Neville found her later by the lake and despite a lifetime of restrained Englishness had put his arms around her to give her a tentative hug. They had never hugged before and despite their closeness, their fierce vows to always be best friends, it felt strange and awkward. The tears he felt on his neck were red hot and she scrubbed furiously at her face, squinting hard to stop crying.
"He's a good teacher."
"I know."
"And there's nothing wrong with me, you know. St. Mungo's said so."
"How do they know?" He was appalled by the idea that they might have run tests on her.
"My mother died before my first full moon. Dad arranged for friends to look after me for a while, but then... There was no one to look after me. I spent every full moon at St. Mungo's after that till I came here."
He had never felt sorry for her before, so the upsurge of pity then was an alien emotion. He had a better awareness than most of the inside of St. Mungo's. She was, after all, not the only one keeping secrets.
So there, in the glare of early summer sunshine, while her father made his lonely way down to the station, they swapped secrets. She told him of the way her temper rose at the full moon and her love of rare meat and he told her of the collection of sweet wrappers in a shoebox under his bed, all titbits from his mother.
"You didn't tell me," she said, a note of accusation in her voice.
"You didn't tell me!"
She shifted and shrugged, pushing her hair back from her face.
"People don't like werewolves. And people don't like things that aren't normal. Like me."
"I didn't want people to feel sorry for me. And I didn't want anyone to… make fun of my mum and dad. It's not funny."

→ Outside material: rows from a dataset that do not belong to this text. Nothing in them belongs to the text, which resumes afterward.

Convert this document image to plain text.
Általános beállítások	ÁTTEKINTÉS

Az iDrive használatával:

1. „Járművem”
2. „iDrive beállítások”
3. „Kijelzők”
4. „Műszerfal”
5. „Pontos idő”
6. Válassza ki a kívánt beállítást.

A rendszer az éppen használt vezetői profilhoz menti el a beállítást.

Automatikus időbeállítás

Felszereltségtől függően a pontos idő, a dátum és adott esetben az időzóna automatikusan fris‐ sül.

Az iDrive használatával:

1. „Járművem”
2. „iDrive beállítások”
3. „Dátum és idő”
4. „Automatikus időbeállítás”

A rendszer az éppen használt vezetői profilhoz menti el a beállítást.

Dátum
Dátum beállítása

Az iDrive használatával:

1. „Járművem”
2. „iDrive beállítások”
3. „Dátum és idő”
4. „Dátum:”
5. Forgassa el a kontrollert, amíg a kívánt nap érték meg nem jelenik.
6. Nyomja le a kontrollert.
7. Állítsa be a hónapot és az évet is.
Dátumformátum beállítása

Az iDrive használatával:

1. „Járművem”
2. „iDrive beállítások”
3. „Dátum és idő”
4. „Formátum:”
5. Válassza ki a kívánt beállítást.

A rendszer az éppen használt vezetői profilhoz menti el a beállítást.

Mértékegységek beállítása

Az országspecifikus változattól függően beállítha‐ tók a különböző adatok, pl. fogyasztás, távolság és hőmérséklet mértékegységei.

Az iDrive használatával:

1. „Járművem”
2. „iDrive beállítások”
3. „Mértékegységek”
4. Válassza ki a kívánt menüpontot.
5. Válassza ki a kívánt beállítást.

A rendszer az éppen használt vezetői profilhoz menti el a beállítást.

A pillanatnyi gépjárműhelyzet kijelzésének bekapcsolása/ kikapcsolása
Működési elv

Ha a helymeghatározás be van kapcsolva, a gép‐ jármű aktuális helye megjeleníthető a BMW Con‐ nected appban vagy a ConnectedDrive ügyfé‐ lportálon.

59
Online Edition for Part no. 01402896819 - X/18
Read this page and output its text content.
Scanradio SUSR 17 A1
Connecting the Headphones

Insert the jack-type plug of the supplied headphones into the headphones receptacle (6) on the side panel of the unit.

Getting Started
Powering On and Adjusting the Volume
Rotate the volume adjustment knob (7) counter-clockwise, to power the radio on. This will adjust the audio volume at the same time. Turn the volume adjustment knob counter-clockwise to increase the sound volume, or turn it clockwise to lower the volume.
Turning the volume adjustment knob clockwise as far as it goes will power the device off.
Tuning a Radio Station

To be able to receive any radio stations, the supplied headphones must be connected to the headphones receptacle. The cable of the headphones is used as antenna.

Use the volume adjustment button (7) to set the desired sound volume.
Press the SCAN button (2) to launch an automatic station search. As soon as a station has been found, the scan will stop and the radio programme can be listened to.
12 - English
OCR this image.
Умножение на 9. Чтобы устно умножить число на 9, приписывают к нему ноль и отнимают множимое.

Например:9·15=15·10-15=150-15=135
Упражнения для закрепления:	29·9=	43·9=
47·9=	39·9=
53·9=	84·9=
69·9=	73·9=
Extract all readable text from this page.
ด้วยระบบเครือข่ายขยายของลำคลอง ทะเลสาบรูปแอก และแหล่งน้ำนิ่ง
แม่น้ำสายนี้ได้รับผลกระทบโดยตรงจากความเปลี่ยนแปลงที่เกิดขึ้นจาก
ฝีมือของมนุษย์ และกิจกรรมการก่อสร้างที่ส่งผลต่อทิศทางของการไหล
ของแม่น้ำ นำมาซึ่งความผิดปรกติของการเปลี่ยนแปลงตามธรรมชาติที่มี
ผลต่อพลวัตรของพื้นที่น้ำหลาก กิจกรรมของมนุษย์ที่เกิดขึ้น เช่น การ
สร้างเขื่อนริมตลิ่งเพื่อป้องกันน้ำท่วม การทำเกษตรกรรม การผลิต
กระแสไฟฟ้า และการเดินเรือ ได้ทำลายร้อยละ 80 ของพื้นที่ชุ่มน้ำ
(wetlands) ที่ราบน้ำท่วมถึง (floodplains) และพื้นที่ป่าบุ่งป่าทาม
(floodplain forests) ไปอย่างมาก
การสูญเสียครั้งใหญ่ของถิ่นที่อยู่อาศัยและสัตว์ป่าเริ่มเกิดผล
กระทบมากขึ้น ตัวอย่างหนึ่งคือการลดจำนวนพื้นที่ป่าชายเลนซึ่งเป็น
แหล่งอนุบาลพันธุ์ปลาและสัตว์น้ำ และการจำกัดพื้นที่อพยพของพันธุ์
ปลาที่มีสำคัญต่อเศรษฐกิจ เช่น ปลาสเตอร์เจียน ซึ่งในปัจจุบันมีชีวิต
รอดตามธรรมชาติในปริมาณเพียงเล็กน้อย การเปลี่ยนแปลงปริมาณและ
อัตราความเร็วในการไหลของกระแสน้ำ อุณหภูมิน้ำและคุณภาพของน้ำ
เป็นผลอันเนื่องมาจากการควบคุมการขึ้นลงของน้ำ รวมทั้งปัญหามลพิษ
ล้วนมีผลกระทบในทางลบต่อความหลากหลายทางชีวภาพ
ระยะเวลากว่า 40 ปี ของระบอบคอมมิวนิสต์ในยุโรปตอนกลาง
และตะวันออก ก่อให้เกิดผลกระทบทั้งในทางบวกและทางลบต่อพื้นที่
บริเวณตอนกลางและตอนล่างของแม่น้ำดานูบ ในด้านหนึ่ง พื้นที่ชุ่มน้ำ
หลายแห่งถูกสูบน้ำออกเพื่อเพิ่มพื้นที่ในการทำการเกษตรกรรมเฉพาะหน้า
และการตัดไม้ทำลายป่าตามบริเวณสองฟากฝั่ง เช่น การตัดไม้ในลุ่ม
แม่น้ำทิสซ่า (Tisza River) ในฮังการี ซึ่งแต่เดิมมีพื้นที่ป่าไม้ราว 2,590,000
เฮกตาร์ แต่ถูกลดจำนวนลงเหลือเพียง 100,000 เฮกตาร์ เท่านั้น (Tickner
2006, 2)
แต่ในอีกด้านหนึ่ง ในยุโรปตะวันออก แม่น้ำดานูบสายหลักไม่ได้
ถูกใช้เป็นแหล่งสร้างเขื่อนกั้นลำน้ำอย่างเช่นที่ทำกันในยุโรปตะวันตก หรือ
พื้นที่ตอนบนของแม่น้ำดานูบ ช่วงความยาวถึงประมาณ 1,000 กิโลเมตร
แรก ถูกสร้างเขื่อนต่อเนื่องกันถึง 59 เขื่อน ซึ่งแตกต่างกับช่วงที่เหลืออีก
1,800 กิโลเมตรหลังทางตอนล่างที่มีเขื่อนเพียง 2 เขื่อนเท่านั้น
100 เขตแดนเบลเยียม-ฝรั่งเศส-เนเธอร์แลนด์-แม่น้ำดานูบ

"No. It's not," she leant closer and bumped her shoulder affectionately against his. "I would never make fun. Thank you for telling me."
He looked up and that was when his crush on his best friend was born. Her golden eyes were red-rimmed, her face blotchy and there was a sparkle of moisture at each nostril. But she didn't laugh; she didn't reel off a list of platitudes. He realised then that he wanted her. He was thirteen-years-old; his body was doing things that embarrassed him – sprouting hair and shooting up so that Malfoy sniggered at the inches of ankle his trousers exposed. And now it seemed that his heart was rebelling against him too, because he knew full well that she was in love with George Weasley – a secret he had sworn never to reveal.
By the time George asked her to the Yule Ball, Neville's crush had reached tragic heart-breaking proportions. She was his best friend, so he couldn't help but be happy for her when she danced into his dorm and told him that George wanted to go to the Ball with her. But he took a spiteful sort of pleasure in the fact that on the night she told him he waltzed much better than George. It didn't quite take the sting out of catching them snogging around every corner, but it helped.